Ci sono quindi nel suo ‘curriculum’ varie operazioni speculative, edilizie e finanziarie, come nel caso delle Porte di Catania, del progetto Stella Polare o Xirumi (villaggio degli americani), dove al posto degli aranceti dovevano sorgere casette a schiera unifamiliari, con verde privato, parcheggi, scuole, campi sportivi e negozi, del Pua (Piano urbanistico attuativo) che prevede una colata di cemento alla Plaia, con tanto di palazzo dei congressi, acquario, sale cinematografiche, parco dei divertimenti.
E poi il parco commerciale Sicily Outlet Village di Dittaino, in provincia di Enna. Oltre a essere proprietario dei terreni, Ciancio era socio della Dittaino Development che avrebbe affidato parte dei lavori a Basilotta e Incarbone, entrambi vicini a Cosa nostra. Basilotta, ormai defunto, considerato il “re del movimento terra”, Incarbone definito dai pm dell’operazione Iblis “altro imprenditore a disposizione dell’associazione mafiosa”.

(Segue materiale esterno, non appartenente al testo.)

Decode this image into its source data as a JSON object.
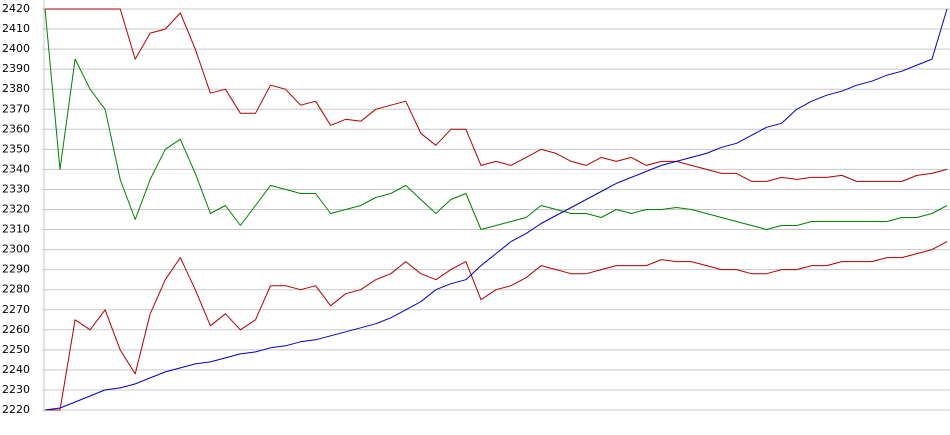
{
  "chart_data": {
    "type": "line",
    "ylim": [
      2220,
      2420
    ],
    "yticks": [
      2220,
      2230,
      2240,
      2250,
      2260,
      2270,
      2280,
      2290,
      2300,
      2310,
      2320,
      2330,
      2340,
      2350,
      2360,
      2370,
      2380,
      2390,
      2400,
      2410,
      2420
    ],
    "grid": true,
    "series": [
      {
        "color": "#b00000",
        "values": [
          2420,
          2420,
          2420,
          2420,
          2420,
          2420,
          2395,
          2408,
          2410,
          2418,
          2400,
          2378,
          2380,
          2368,
          2368,
          2382,
          2380,
          2372,
          2374,
          2362,
          2365,
          2364,
          2370,
          2372,
          2374,
          2358,
          2352,
          2360,
          2360,
          2342,
          2344,
          2342,
          2346,
          2350,
          2348,
          2344,
          2342,
          2346,
          2344,
          2346,
          2342,
          2344,
          2344,
          2342,
          2340,
          2338,
          2338,
          2334,
          2334,
          2336,
          2335,
          2336,
          2336,
          2337,
          2334,
          2334,
          2334,
          2334,
          2337,
          2338,
          2340
        ]
      },
      {
        "color": "#008000",
        "values": [
          2420,
          2340,
          2395,
          2380,
          2370,
          2335,
          2315,
          2335,
          2350,
          2355,
          2338,
          2318,
          2322,
          2312,
          2322,
          2332,
          2330,
          2328,
          2328,
          2318,
          2320,
          2322,
          2326,
          2328,
          2332,
          2325,
          2318,
          2325,
          2328,
          2310,
          2312,
          2314,
          2316,
          2322,
          2320,
          2318,
          2318,
          2316,
          2320,
          2318,
          2320,
          2320,
          2321,
          2320,
          2318,
          2316,
          2314,
          2312,
          2310,
          2312,
          2312,
          2314,
          2314,
          2314,
          2314,
          2314,
          2314,
          2316,
          2316,
          2318,
          2322
        ]
      },
      {
        "color": "#b00000",
        "values": [
          2220,
          2220,
          2265,
          2260,
          2270,
          2250,
          2238,
          2268,
          2285,
          2296,
          2280,
          2262,
          2268,
          2260,
          2265,
          2282,
          2282,
          2280,
          2282,
          2272,
          2278,
          2280,
          2285,
          2288,
          2294,
          2288,
          2285,
          2290,
          2294,
          2275,
          2280,
          2282,
          2286,
          2292,
          2290,
          2288,
          2288,
          2290,
          2292,
          2292,
          2292,
          2295,
          2294,
          2294,
          2292,
          2290,
          2290,
          2288,
          2288,
          2290,
          2290,
          2292,
          2292,
          2294,
          2294,
          2294,
          2296,
          2296,
          2298,
          2300,
          2304
        ]
      },
      {
        "color": "#0000c0",
        "values": [
          2220,
          2221,
          2224,
          2227,
          2230,
          2231,
          2233,
          2236,
          2239,
          2241,
          2243,
          2244,
          2246,
          2248,
          2249,
          2251,
          2252,
          2254,
          2255,
          2257,
          2259,
          2261,
          2263,
          2266,
          2270,
          2274,
          2280,
          2283,
          2285,
          2292,
          2298,
          2304,
          2308,
          2313,
          2317,
          2321,
          2325,
          2329,
          2333,
          2336,
          2339,
          2342,
          2344,
          2346,
          2348,
          2351,
          2353,
          2357,
          2361,
          2363,
          2370,
          2374,
          2377,
          2379,
          2382,
          2384,
          2387,
          2389,
          2392,
          2395,
          2420
        ]
      }
    ]
  }
}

Su Ciancio pesano anche le sentenze relative alla vicenda dell’Ospedale Garibaldi, da cui emerge un interesse dell’imprenditore affinché l’aggiudicazione della gara per la costruzione dell’ospedale avvenisse a favore di un’azienda collegata all’associazione mafiosa.
Ancora. Come ha detto in conferenza stampa il procuratore Zuccaro, Ciancio ha implementato il suo patrimonio “giovandosi anche di finanziamenti occulti” e favorendo fortunati investimenti ai suoi ‘sodali’ mafiosi.
Sotto osservazione ci sarebbero “relazioni pericolose”, rapporti poco chiari con la pubblica amministrazione, canali finanziari per niente trasparenti, emersi dall‘esame dei bilanci effettuato dalla importante società internazionale Pwc, su incarico della stessa procura.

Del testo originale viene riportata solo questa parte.